The bottom line: we don’t know exactly what the driving point impedance of a tower will be until everything is turned on and tuned up.

If this all sounds complicated and spooky, it is. The question we need to be asking is, "Will the tower in question be positive or negative impedance?" This question exists whether the phasor is reactive or digital.

If the tower is positive impedance, net power is radiated and all is well. In a negative tower, more net power is absorbed and either feeds a dummy load or is fed back into the phasor. Neither of these scenarios is ideal. Burning up absorbed power in a dummy load lowers both array and system efficiency.

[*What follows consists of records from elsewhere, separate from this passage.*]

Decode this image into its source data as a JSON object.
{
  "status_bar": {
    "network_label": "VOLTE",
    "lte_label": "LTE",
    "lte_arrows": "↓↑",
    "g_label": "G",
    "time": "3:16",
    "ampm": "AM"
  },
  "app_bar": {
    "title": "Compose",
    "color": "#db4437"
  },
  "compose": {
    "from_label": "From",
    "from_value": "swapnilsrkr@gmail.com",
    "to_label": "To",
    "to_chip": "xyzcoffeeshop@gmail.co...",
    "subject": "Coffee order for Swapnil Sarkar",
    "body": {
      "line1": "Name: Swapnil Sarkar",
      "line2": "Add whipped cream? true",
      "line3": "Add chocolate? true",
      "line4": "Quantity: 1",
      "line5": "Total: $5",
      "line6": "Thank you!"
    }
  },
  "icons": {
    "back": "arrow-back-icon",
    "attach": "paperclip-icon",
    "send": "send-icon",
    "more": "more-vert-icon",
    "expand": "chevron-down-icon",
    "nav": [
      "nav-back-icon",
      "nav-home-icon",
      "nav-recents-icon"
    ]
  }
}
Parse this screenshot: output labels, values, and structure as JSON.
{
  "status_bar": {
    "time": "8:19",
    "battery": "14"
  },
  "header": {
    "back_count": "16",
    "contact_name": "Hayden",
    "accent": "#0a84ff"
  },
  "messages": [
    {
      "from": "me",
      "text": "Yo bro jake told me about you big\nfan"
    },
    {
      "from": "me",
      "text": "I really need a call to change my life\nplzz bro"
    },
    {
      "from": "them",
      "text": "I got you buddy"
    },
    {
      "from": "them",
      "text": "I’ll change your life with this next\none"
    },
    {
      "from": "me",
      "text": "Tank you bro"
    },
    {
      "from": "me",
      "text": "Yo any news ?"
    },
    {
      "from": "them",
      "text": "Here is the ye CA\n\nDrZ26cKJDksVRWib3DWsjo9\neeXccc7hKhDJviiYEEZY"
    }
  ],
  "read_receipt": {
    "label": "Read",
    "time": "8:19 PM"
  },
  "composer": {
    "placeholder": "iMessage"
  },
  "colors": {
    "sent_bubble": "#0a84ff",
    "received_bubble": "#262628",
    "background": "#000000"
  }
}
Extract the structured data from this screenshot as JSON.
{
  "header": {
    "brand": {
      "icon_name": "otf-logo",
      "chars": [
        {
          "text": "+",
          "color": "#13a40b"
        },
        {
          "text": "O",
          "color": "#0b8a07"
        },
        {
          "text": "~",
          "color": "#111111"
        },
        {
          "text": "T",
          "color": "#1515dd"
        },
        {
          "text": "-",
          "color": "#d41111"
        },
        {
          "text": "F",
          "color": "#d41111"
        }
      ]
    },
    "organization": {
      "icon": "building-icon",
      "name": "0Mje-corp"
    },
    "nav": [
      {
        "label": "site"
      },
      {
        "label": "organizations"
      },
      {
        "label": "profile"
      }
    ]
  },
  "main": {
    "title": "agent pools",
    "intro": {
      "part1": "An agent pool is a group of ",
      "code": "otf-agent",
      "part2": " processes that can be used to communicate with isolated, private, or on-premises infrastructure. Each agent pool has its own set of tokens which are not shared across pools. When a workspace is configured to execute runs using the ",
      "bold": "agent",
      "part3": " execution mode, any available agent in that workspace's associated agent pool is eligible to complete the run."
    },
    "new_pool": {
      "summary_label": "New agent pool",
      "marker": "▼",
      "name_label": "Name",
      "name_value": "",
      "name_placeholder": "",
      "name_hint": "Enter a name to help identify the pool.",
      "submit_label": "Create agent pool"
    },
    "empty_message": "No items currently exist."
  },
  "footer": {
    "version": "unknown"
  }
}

Feeding absorbed power back to the phasor isn’t that great of an idea either. The returning power is delayed by an amount determined by the distance from the phasor to the array.

This "dirty power" is nearly certain to be out-of-phase in reference to the phasor current. When added back at the phasor summing-node, it will reduce phasor power by an amount determined by the phase and amplitude of the signal. Another effect will be a "comb filter" effect, where time-delay and recursion cause signal notch filtering.

A better approach, assuming that the transmitters are solid-state, would be to convert the RF current at the negative tower to direct current and feed it into the transmitter DC power supply. Array efficiency would still suffer, but system efficiency would be improved.

There also exist arrays that are "unstable" meaning that one or more towers drift from positive to negative (or vice-versa) impedance over time. A Digital Phasor system could theoretically "catch" the instability just as it happens and automatically correct the system by slightly adjusting antenna current and phase.